WWF Peruvian Mahi Mahi FIP
According to FisheryProgress.org the Peruvian mahi-mahi fishery includes over 4,200 fishermen and is one of the country’s most important artisanal fisheries. Worldwide, Peru is known as the leading international mahi-mahi producer. A critical issue challenging this fishery is the lack of effective national and international management needed to address the highly migratory nature of mahi-mahi. The fishery also needs additional data on how fishing interacts with other species including endangered sea turtles and sharks.
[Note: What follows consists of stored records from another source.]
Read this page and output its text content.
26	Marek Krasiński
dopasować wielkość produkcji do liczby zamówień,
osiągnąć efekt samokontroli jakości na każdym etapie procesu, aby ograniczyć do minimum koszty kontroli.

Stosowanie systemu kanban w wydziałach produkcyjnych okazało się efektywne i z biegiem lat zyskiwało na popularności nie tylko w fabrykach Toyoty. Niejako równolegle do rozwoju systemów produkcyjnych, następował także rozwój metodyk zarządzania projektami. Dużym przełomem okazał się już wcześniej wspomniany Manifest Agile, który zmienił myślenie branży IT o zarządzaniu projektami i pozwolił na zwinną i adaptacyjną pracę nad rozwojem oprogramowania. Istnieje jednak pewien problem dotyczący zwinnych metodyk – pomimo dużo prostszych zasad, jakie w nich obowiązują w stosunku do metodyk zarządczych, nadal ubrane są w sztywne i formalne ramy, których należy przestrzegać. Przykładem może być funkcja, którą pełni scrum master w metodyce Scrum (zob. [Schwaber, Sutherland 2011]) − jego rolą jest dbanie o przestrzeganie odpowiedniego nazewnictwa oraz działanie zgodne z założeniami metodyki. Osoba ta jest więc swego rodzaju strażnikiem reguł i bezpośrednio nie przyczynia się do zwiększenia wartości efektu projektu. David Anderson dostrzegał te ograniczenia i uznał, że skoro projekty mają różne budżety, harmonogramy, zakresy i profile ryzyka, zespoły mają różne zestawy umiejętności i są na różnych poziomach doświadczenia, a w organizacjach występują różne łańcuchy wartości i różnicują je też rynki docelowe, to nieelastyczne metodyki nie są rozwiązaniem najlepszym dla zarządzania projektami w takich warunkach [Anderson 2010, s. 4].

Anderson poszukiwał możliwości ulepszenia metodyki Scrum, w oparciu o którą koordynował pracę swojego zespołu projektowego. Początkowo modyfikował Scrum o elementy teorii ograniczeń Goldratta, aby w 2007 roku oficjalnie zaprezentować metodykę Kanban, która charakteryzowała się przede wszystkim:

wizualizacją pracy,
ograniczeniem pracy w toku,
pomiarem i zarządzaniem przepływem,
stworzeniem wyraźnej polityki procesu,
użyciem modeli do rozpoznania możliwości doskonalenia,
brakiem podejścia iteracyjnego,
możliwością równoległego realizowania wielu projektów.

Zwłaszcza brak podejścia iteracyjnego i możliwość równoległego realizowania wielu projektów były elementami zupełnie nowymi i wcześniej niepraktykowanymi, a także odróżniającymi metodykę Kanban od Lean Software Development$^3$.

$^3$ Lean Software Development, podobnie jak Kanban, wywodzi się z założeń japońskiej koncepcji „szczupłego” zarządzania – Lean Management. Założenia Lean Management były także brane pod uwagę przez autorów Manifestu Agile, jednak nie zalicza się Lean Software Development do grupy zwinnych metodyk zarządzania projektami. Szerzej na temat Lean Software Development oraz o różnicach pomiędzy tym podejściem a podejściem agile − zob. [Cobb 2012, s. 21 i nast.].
The active involvement of FIP stakeholders, such as IMARPE (Peruvian Institute of the Sea), and FIP Participants drives improvements against the Marine Stewardship Council standard.
Although the currently workplan has been delayed by political issues, activities have been re-scheduled during the last FIP review meeting.
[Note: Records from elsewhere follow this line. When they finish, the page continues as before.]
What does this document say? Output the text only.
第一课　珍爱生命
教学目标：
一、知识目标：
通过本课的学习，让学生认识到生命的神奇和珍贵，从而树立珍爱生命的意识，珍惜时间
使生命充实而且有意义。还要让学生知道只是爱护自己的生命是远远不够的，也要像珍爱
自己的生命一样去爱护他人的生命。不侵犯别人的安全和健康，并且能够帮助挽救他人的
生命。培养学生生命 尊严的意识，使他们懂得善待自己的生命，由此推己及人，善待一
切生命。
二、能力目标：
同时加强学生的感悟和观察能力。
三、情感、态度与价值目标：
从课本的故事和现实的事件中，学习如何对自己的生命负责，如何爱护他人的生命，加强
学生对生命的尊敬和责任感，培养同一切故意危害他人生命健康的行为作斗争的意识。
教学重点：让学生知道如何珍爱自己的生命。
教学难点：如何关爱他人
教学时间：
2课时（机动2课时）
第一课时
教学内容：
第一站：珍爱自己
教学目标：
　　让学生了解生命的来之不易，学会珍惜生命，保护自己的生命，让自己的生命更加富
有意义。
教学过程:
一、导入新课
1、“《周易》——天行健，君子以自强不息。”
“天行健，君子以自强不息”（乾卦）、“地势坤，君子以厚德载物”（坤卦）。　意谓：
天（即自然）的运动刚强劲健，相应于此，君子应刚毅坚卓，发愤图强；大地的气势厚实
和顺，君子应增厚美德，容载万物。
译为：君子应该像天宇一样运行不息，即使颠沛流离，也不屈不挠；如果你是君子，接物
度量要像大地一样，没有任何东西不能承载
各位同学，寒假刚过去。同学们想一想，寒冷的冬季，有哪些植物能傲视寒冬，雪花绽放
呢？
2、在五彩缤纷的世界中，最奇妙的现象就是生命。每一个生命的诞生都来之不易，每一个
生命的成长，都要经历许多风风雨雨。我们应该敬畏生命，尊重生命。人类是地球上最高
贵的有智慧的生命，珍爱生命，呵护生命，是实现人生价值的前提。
Visit www.FisheryProgress.org to keep up with this FIP.
Inland is also a member of two Sustainable Fisheries Partnership Seafood Roundtables. Both the Mexican Seafood roundtable and the Eastern Pacific Large Pelagic roundtable impact fisheries important to our customers.
Over the past decade, Sustainable Fisheries Partnership (SFP) has been deeply involved in several fishery improvement projects in Mexico, some of which involve fisheries that intend to pursue Marine Stewardship Council (MSC) certification.
These fisheries, and a few others that have already been certified, have implemented voluntary measures to meet certification standards (e.g., improved landings data collection, compliance monitoring). This work has revealed a need for general policy improvement at the national level, to ensure these improvements are permanent and implemented in non-certified fisheries. Consequently, technical experts are working to identify a set of common policy recommendations that need to be addressed to improve management and fisheries data collection in all Mexican fisheries. While promoting improvements in policy will be most effectively undertaken on the ground in Mexico, support from the U.S. supply chain will be an important component in gaining the participation of the Mexican seafood industry, as well as providing support for the common policy recommendations.